Hierarquia das Limpezas

Bem-haja, caro leitor. O cronista encontra-se neste momento em viagem na sua vigésima translação ao sol. Por isto confira-se-lhe alguma aptidão para a rebeldia, na história chocante que se segue.

Estava o cronista sentado na aba de um sofá, e colocou os seus pés, ou os seus sapatos por interposto de seus pés numa cadeira. Aí, alguém apela a que retire seus pés da cadeira porque “eu sento-me aí.” É está a história. Como vê, o cronista quebrou o contrato social do sagrado código locais onde se pode pôr os pés. Por outro lado, não tendo faltado a nenhuma palestra do curso tira os pés daí antes que apanhes uma lamparina, administrados quase cirurgicamente por seus pais, cedeu ao pedido e retirou relutantemente os pés da cadeira. Relutantemente, por duas razões. A primeira das quais, é que “Relutantemente” parece uma palavra esperta no que concerne advérbios de modo, mas que o cronista aprendeu a jogar Football Manager. De seguida, porque lhe surgiu uma questão: quando é que os rabos, ou as calças que cobrem o rabo, subiram de lugares na hierarquia de lugares que não podem ficar sujos? 
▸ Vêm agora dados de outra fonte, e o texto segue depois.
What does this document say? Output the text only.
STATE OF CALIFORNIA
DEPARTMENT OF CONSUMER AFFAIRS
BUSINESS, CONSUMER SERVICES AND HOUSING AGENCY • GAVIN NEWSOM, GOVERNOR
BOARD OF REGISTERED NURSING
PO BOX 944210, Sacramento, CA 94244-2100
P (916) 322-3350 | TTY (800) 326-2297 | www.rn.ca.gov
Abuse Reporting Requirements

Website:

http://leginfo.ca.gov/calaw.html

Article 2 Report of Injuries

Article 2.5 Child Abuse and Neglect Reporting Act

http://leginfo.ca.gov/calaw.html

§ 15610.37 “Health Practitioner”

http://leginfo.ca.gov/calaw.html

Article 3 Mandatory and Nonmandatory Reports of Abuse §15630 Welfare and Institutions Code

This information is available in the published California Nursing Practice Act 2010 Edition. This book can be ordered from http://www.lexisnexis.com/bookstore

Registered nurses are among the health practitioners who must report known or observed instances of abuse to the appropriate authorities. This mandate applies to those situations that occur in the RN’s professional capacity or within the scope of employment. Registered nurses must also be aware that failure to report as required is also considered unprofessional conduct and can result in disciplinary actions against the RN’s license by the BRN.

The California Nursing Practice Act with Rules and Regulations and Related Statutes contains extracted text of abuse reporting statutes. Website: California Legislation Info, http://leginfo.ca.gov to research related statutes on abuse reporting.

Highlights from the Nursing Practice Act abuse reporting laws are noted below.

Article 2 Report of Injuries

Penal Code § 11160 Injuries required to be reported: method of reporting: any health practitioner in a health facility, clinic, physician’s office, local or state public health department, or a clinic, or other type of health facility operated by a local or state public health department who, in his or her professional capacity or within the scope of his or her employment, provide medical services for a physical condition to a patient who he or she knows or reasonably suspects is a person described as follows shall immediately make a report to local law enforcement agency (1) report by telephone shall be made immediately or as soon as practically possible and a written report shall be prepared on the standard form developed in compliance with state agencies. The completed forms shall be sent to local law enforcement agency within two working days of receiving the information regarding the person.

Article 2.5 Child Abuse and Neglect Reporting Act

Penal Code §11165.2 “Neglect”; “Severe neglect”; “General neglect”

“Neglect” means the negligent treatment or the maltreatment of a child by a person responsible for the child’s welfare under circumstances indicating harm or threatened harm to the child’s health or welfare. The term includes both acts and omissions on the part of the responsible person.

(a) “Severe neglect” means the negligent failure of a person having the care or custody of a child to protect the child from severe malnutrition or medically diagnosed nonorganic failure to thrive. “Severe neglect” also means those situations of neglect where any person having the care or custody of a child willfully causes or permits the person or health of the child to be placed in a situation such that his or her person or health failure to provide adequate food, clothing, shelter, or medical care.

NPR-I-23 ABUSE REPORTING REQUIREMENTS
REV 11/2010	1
Antes de prosseguir, o cronista gostaria de expressar que não se opõe a esta escalada da tabela classificativa da higiene têxtil. Tenha sido acaso, ou a contratação de Bruno Lage para a equipa técnica, foi uma boa campanha, que permanecerá bonita mesmo que acabe por falhar, porque o contrato vai até 2023. No entanto, esta primazia da higiene das calças não passa de uma moda, que numa questão de anos irá sofrer uma qualquer mutação. Tal como o Dadaísmo era giro, mas depois foi substituído pelo Surrealismo, que, segundo um livro que o cronista está a ler, também era giro; a santidade das calças irá ser substituída pela limpeza de outra coisa qualquer. Talvez um dia se diga “olha, podes tirar as calças do chão por favor? Vais sujar as minhas pantufas novas.“ Atenção, o cronista não deambula pela cidade pisando mesas, camas, estantes ou outras formas de mobiliário. Para si, comida, pessoas acalentadas ou livros, respetivamente, encontram-se acima de calças na lista coisas que não devem ficar sujas

Na nossa travessia do mundo, a importância que damos como sociedade às calças sofre mutações? Em petiz, as calças não importam. Seja na relva, na areia, na lama ou na calçada, as calças podem tocar no chão. No pico da rebeldia, quantas calças são amiúde sujas em chãos alheios, quando sob influência de Deus Baco? Pede-se uma explicação para esta discrepância nos valores. Mas rápido, que o cronista estava confortável com os pés na cadeira.